We instead are presented with a rambling, awkward, monotonous collection of dramatized memories of several women intercut with archival footage composed of doctors (all male) speaking on menopause. All the while, Rainer is playing around with various sound and image reprocessing techniques. What should have been engrossing and provocative quickly becomes self-indulgent and off-putting.

Swedish filmmakers Jan Roed, Fredrik von Krusenstjerna, Bjorn Cederberg and Kristian Petri's "Tong Tana," which means "forest," is by contrast as beautiful as it is heartbreaking.

As the camera takes us farther and farther into the misty, ethereally beautiful, 160-million-year-old rain forest in the interior of Borneo, the film's narrator tells us of an extraordinary 34-year-old Swiss journalist, Bruno Manser, who lives and works there. Four years earlier, Manser left a cave-exploring expedition to join the Penans, the nomadic natives of the forest, and eventually won a price on his head from the Malaysian government for leading a resistance to the ceaseless logging operations that threaten not only the existence of the nomads but also ecological disaster.

We are taken into a harmonious, Garden of Eden-like existence, much as "Dances With Wolves" takes us into the serene world of the Sioux; unfortunately, they are as endangered as the American Indians of a century ago.

For once, the filmmakers have thoroughly captivated us with the Penans' gentle way of life, an effect enhanced by the use of Harold Budd and Brian Eno's hypnotic 1984 "Against the Sky" as incidental music. They cut to the logging operations, which if not halted will totally destroy the rain forest--and therefore, ironically, the lucrative lumber industry itself--by the mid-'90s.
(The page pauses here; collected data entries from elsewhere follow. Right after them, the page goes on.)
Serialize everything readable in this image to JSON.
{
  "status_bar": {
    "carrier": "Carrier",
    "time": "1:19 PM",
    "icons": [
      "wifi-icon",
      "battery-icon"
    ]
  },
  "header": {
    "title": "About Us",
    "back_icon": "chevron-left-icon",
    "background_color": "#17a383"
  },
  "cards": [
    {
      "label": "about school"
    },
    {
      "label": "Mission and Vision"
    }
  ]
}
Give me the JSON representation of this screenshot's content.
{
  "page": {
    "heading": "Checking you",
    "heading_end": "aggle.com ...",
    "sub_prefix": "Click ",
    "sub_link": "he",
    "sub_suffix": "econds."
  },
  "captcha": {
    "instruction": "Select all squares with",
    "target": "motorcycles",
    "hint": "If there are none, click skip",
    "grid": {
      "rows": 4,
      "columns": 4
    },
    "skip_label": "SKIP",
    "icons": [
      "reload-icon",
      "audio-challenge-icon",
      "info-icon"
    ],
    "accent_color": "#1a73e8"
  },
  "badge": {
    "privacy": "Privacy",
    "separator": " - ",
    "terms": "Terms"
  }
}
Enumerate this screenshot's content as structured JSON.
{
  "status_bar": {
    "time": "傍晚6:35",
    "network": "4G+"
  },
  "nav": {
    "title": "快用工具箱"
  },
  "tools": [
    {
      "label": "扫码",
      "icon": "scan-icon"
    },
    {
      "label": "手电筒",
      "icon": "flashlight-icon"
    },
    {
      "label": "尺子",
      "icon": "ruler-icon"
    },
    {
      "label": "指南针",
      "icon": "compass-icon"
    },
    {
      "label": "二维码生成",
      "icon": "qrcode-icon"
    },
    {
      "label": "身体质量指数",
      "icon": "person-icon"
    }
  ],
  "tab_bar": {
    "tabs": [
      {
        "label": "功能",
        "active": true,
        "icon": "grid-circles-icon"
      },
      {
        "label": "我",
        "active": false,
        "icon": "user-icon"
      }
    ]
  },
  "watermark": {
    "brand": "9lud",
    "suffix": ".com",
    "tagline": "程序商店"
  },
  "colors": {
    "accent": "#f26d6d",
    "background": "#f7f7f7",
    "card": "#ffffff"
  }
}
In jolting contrast to the selfless Manser is Malaysian Borneo's glib minister of the environment, Datuk James Wong, who incredibly also happens to be the owner of his country's biggest logging operation. Fluent in English, Wong resorts to Victorian-style poetry to defend his actions; he is not merely greedy but also ignorant. "It rains far too much in Borneo," he has said. "It stops me from playing golf. The best way to improve your golf is to cut down the rain forest."